I am no expert on this matter but I do know that Edison included disc records in his original patent specifications. Also, Edison's first sound recording device, described at the time in the Scientific American, was not the tinfoil phonograph, but a mechanical tape recorder, which, I think, used a variety of ticker tape. Edison originally set out to make a telephone repeater.

Steve Abrams

----- Original Message ----- From: "Steven C. Barr(x)" <stevenc@xxxxxxxxxxxxxx>
To: <ARSCLIST@xxxxxxxxxxxxxxxx>
Sent: Friday, March 28, 2008 5:43 AM
Subject: Re: [ARSCLIST] NY Times: Researchers Play Tune Recorded before Edison



----- Original Message ----- From: "Howard Friedman" <hsf318@xxxxxxxxxxx>
And I just read somewhere that the Supreme Court back in the 2nd or 3rd decade
of the last century credited Emile Berliner (you know, that German Jewish guy!)
with many of the inventions usually attributed to Thomas A. and other WASPs.
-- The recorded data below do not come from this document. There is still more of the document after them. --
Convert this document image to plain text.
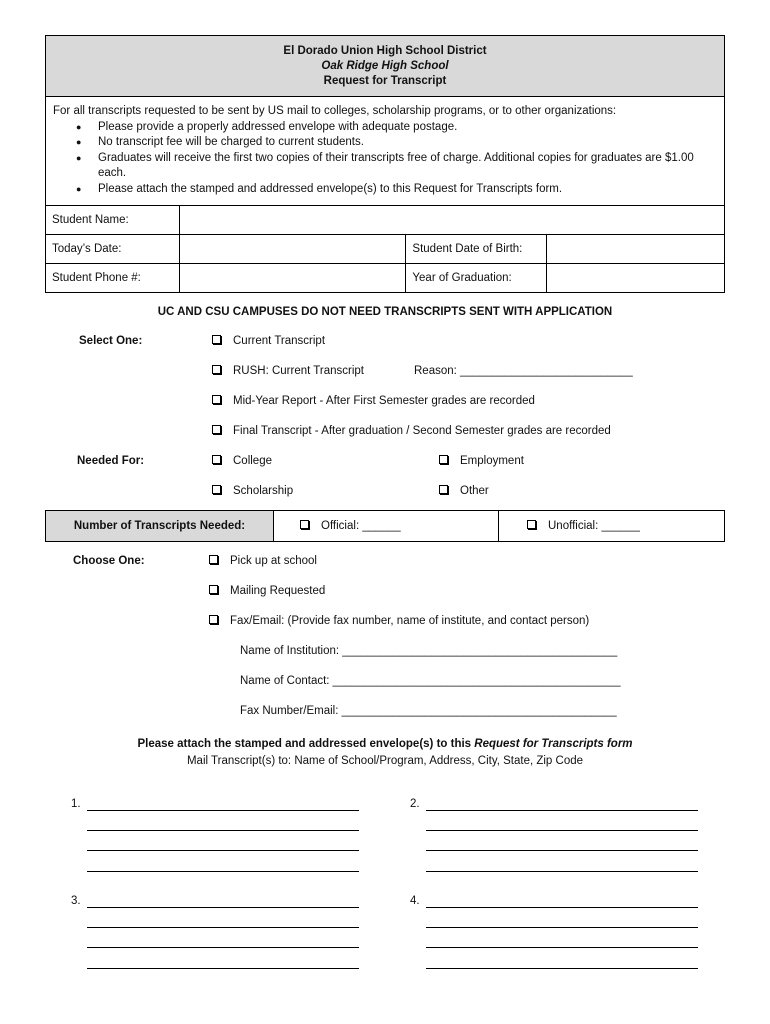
El Dorado Union High School District
Oak Ridge High School
Request for Transcript
For all transcripts requested to be sent by US mail to colleges, scholarship programs, or to other organizations:
● Please provide a properly addressed envelope with adequate postage.
● No transcript fee will be charged to current students.
● Graduates will receive the first two copies of their transcripts free of charge. Additional copies for graduates are $1.00 each.
● Please attach the stamped and addressed envelope(s) to this Request for Transcripts form.
Student Name:			
Today’s Date:		Student Date of Birth:	
Student Phone #:		Year of Graduation:	
UC AND CSU CAMPUSES DO NOT NEED TRANSCRIPTS SENT WITH APPLICATION
Select One:	Current Transcript
RUSH: Current Transcript	Reason: ___________________________
Mid-Year Report - After First Semester grades are recorded
Final Transcript - After graduation / Second Semester grades are recorded
Needed For:	College	Employment
Scholarship	Other
Number of Transcripts Needed:	Official: ______	Unofficial: ______
Choose One:	Pick up at school
Mailing Requested
Fax/Email: (Provide fax number, name of institute, and contact person)
Name of Institution: ___________________________________________
Name of Contact: _____________________________________________
Fax Number/Email: ___________________________________________
Please attach the stamped and addressed envelope(s) to this Request for Transcripts form
Mail Transcript(s) to: Name of School/Program, Address, City, State, Zip Code
1.	2.
3.	4.
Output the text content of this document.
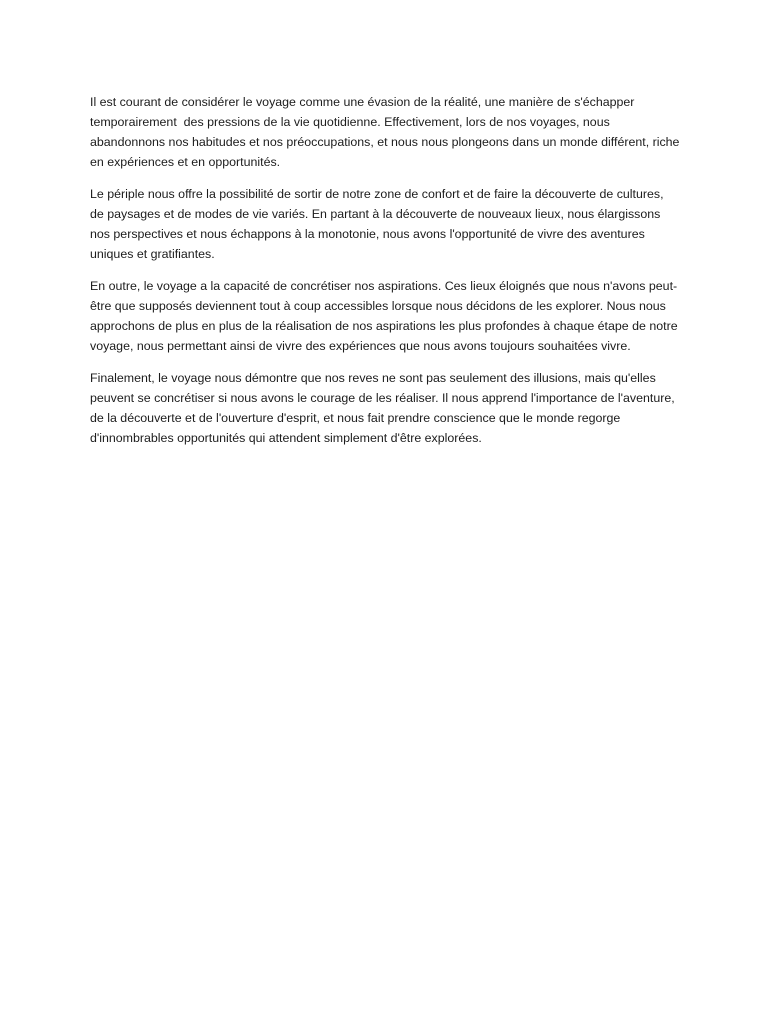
Il est courant de considérer le voyage comme une évasion de la réalité, une manière de s'échapper temporairement  des pressions de la vie quotidienne. Effectivement, lors de nos voyages, nous abandonnons nos habitudes et nos préoccupations, et nous nous plongeons dans un monde différent, riche en expériences et en opportunités.

Le périple nous offre la possibilité de sortir de notre zone de confort et de faire la découverte de cultures, de paysages et de modes de vie variés. En partant à la découverte de nouveaux lieux, nous élargissons nos perspectives et nous échappons à la monotonie, nous avons l'opportunité de vivre des aventures uniques et gratifiantes.

En outre, le voyage a la capacité de concrétiser nos aspirations. Ces lieux éloignés que nous n'avons peut-être que supposés deviennent tout à coup accessibles lorsque nous décidons de les explorer. Nous nous approchons de plus en plus de la réalisation de nos aspirations les plus profondes à chaque étape de notre voyage, nous permettant ainsi de vivre des expériences que nous avons toujours souhaitées vivre.

Finalement, le voyage nous démontre que nos reves ne sont pas seulement des illusions, mais qu'elles peuvent se concrétiser si nous avons le courage de les réaliser. Il nous apprend l'importance de l'aventure, de la découverte et de l'ouverture d'esprit, et nous fait prendre conscience que le monde regorge d'innombrables opportunités qui attendent simplement d'être explorées.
What Emile Berliner perfected...to be exact...was the lateral-cut flat
disc record/player...! Edison had apparently experimented with both,
but being a perfectionist, figured out that the fidelity of a flat
record would vary slightly between first and last turn of the spiral...
while a cylinder record would play at the same rate from first to last
turn (especially if the reproducer was driven across the cylinder by
a feedscrew...!). The difference was that flat disc records could be
stamped out in quantity, while cylinders were not moulded until early
in the 20th century...!

Of course, Edison DID eventually produce disc records...but when he
did, they were 1/4" thick and the reproducer was feedscrew-driven!
In the meantime, Berliner wound up driven into a corner by the
usual phalanx of lawyers, and packed up and moved to Montreal...?!